Introduction

Above we noted that the structural form of western welfare states is quite complicated. We would like to have a more enduring result than awareness of complexity, and therefor we adopt the Definition & Reality methodology. As said, a proposition - as a statement on reality - can be regarded as a mathematical theorem about/within a model of stylized facts. When there is a tautology, we attain truth by definition. So we now (a) restate what we consider to be the stylized facts, (b) define our concepts, (c) develop theorems and proofs, (d) link back to conclusions about reality.

The reduced form that is most relevant concerns the (long run) comparative statics of the regimes of full employment (1950-1970; Japan/Sweden) and unemployment (1970-2005).

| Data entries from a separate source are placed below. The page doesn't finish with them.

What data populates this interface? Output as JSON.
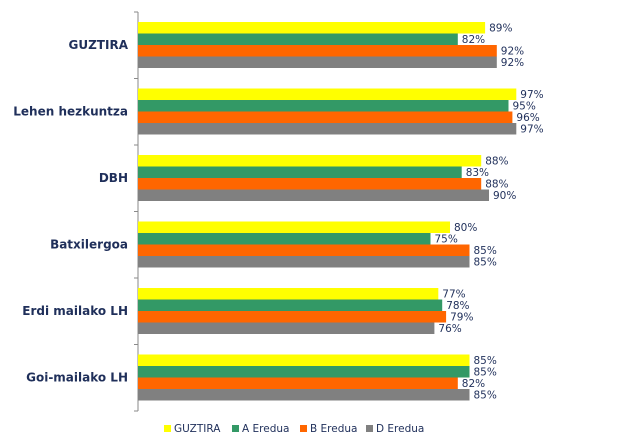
{
  "chart_data": {
    "type": "bar",
    "orientation": "horizontal",
    "categories": [
      "GUZTIRA",
      "Lehen hezkuntza",
      "DBH",
      "Batxilergoa",
      "Erdi mailako LH",
      "Goi-mailako LH"
    ],
    "series": [
      {
        "name": "GUZTIRA",
        "color": "#ffff00",
        "values": [
          89,
          97,
          88,
          80,
          77,
          85
        ]
      },
      {
        "name": "A Eredua",
        "color": "#339966",
        "values": [
          82,
          95,
          83,
          75,
          78,
          85
        ]
      },
      {
        "name": "B Eredua",
        "color": "#ff6600",
        "values": [
          92,
          96,
          88,
          85,
          79,
          82
        ]
      },
      {
        "name": "D Eredua",
        "color": "#808080",
        "values": [
          92,
          97,
          90,
          85,
          76,
          85
        ]
      }
    ],
    "value_suffix": "%",
    "xlim": [
      0,
      100
    ],
    "legend": "bottom",
    "grid": false
  }
}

This kind of comparative statics should not induce us to think that we abolish dynamics, though. Stagflation has both a dynamic (inflation) and a static or stationary (unemployment) aspect. When we skip proper dynamics and discuss regime switches in which unemployment features as an important switch variable, then Phillipscurve processes are included in the switching process, even though they don’t feature explicitly in the reduced form.

To attain the necessary level of generality, we use a reduced form where the economy is mapped into a model with three types of agents. One type is the net receiver; and two types are net tax payers. Since the latter two points give a line, that single line represents the state of the economy. The regime switch depends upon the choice of tax parameters.

Stylized facts

There are regimes of full employment (1950-1970; Japan/Sweden) and unemployment (1970-2005).

In the welfare state, it is more efficient to have full employment. Unemployment causes lower income - not only directly as in old-fashioned capitalism but also, more noteworthy, by the additional benefit burden. Unemployment can have an adverse effect on inflation when it causes a shift of the Phillipscurve.

It turns out that the propositions that are most interesting, from the viewpoint of political economy, do not require continuity, and can be formulated by assuming dichotomous High and Low productivity labour, combined with one class of Benefit recipients. This assumption allows for a reduced form formulation that allows for generality. For expository reasons we can take social subsistence and productivities as purely constant. In the simple mathematical model the dichotomy gives fixed numbers, in actual observation they are subgroup averages which depend upon general equilibrium processes. The benefit level is rather not an average but a threshold, like the surface of the sea at Scheveningen beach. The words Benefit, High, and Low give letters BHL, and this abbreviation may be pronounced - converged upon after many walks - as ‘beachly’.

It is a stylized fact that welfare states are BHL. Checking this requires next definitions.